Working Day: THE chief executive of Playboy Enterprises wakes at his home in Newport Beach, California, at 5am. “I do a couple of hours of emails, then work out for 30 minutes,” says Scott Flanders. “Then I’ll drive the 50-odd miles to Playboy’s office in Glendale.” He meets Hugh Hefner every three weeks, “to keep connected”.

Flanders’ priorities are people and strategy. “Hiring and firing is the most important thing I do. Firing is the least fun, but most necessary.” He has reorganised executive responsibilities and now has six executives reporting direct to him. “But I’m disrespectful of hierarchies, and run it as a partnership.”

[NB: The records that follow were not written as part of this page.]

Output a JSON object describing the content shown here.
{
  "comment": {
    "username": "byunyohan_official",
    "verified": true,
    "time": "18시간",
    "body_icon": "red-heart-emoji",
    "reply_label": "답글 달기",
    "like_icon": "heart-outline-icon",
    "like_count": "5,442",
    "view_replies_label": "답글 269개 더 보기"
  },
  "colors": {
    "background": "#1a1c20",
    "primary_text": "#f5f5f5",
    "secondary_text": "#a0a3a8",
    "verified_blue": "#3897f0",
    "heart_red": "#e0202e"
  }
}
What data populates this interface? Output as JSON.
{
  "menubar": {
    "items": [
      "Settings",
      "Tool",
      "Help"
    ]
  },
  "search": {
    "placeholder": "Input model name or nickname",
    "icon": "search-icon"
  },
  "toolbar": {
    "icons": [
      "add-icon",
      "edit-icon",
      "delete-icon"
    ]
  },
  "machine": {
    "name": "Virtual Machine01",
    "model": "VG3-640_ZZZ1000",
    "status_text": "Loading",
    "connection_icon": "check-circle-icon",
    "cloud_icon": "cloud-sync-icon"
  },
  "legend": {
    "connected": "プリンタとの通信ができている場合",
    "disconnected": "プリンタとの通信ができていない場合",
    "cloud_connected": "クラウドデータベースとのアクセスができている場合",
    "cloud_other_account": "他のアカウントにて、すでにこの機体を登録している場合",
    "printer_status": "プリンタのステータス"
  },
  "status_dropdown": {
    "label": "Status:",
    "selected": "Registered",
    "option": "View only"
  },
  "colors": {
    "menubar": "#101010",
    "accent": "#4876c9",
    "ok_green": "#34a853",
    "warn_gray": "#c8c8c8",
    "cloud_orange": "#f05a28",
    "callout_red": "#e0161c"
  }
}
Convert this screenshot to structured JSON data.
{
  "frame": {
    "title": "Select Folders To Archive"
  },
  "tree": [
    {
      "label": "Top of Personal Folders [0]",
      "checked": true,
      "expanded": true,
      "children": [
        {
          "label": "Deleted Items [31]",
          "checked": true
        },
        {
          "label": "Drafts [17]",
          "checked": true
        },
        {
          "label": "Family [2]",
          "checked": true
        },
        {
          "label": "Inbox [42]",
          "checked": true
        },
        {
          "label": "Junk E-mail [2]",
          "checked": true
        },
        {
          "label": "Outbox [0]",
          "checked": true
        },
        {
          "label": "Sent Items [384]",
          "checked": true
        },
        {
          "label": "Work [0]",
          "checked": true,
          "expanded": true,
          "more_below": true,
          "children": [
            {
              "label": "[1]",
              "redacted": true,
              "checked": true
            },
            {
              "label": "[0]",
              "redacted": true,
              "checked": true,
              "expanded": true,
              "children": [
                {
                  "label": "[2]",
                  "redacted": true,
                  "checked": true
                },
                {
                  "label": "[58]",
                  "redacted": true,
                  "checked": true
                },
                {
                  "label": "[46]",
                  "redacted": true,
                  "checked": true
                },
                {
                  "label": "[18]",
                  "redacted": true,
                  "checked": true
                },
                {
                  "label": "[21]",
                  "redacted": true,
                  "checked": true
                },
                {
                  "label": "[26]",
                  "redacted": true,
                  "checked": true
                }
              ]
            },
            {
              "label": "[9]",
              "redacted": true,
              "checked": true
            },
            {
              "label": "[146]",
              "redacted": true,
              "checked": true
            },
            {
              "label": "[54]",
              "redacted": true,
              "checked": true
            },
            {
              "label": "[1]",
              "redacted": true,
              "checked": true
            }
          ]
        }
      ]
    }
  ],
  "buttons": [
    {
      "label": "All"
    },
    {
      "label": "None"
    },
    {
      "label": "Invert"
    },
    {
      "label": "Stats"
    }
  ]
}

He doesn’t like to work late. “But you don’t even get started at 10pm in the club business,” he says.

Downtime: SCOTT FLANDERS relaxes by reading. “The best thing about travel is it forces me away from my BlackBerry.” He loves biographies and business books. “I’ve just finished Lords of Finance by Liaquat Ahamed — terrific book.”

He also likes to play golf. “I played Augusta National for the first time last year. Got round in 93, which I was happy with.”

Flanders puts his money into property. “I bought our Newport Beach home in 2006. I’ve spent a lot on a home in Colorado that I don’t go to often, and I have a home in Indiana, where I grew up.”